Stephen Wookey

Personal information
- Full name: Stephen Mark Wookey
- Born: 2 September 1954 (age 71) Upavon, Wiltshire, England
- Batting: Right-handed
- Bowling: Right-arm medium

Domestic team information
- 1974–1978: Wiltshire
- 1976–1976: Cambridge University
- 1978–1980: Oxford University

Career statistics
| Competition | First-class |
| Matches | 19 |
| Runs scored | 260 |
| Batting average | 12.38 |
| 100s/50s | 0/0 |
| Top score | 48 |
| Balls bowled | 2,159 |
| Wickets | 28 |
| Bowling average | 41.50 |
| 5 wickets in innings | 0 |
| 10 wickets in match | 0 |
| Best bowling | 3/61 |
| Catches/stumpings | 5/– |
- Source: Cricket Archive, 22 October 2015

= Stephen Wookey =

English cricketer and vicar

Stephen Mark Wookey (born 2 September 1954) is an English vicar who played first-class cricket for Cambridge University and Oxford University.

Steve Wookey was educated at Malvern College, where he played cricket for the First XI. He went up to Emmanuel College, Cambridge, playing for the university team and winning his Blue in 1975 and 1976. He then went to the theological college Wycliffe Hall, Oxford, to study for the Anglican ministry.

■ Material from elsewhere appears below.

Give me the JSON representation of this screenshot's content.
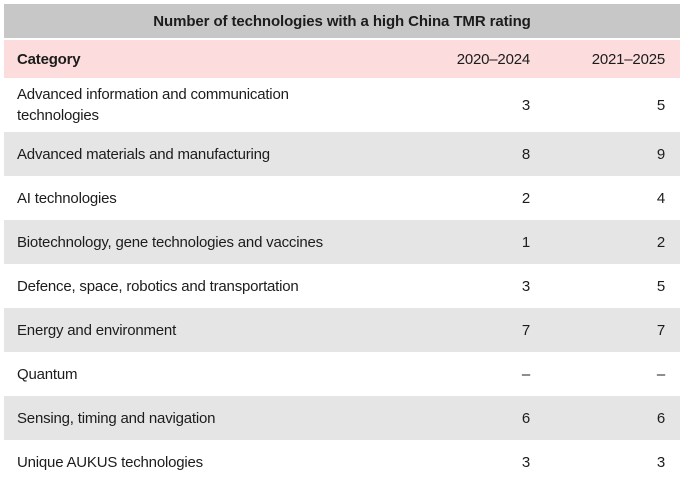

He won his Blue at Oxford in 1978, which was his most successful season, with 11 wickets at 39.18, including three wickets in an innings on three occasions and the dismissal of Geoffrey Boycott, caught and bowled for a duck. He was only the second person, after David Jarrett, to win cricket Blues at both Cambridge and Oxford. He also played a few matches for Wiltshire in the Minor Counties Championship between 1974 and 1978.

Wookey was ordained in the Church of England in 1981. He served at Christ Church in Cockfosters, London; St Michael's Church in Paris; All Souls Church, Langham Place, London; and he was the vicar at St David's Church, Moreton-in-Marsh, from 1996 to 2020. He and his wife Gillian have three children. He wrote the book When a Church Becomes a Cult: The Masks of a New Religious Movement in 1996.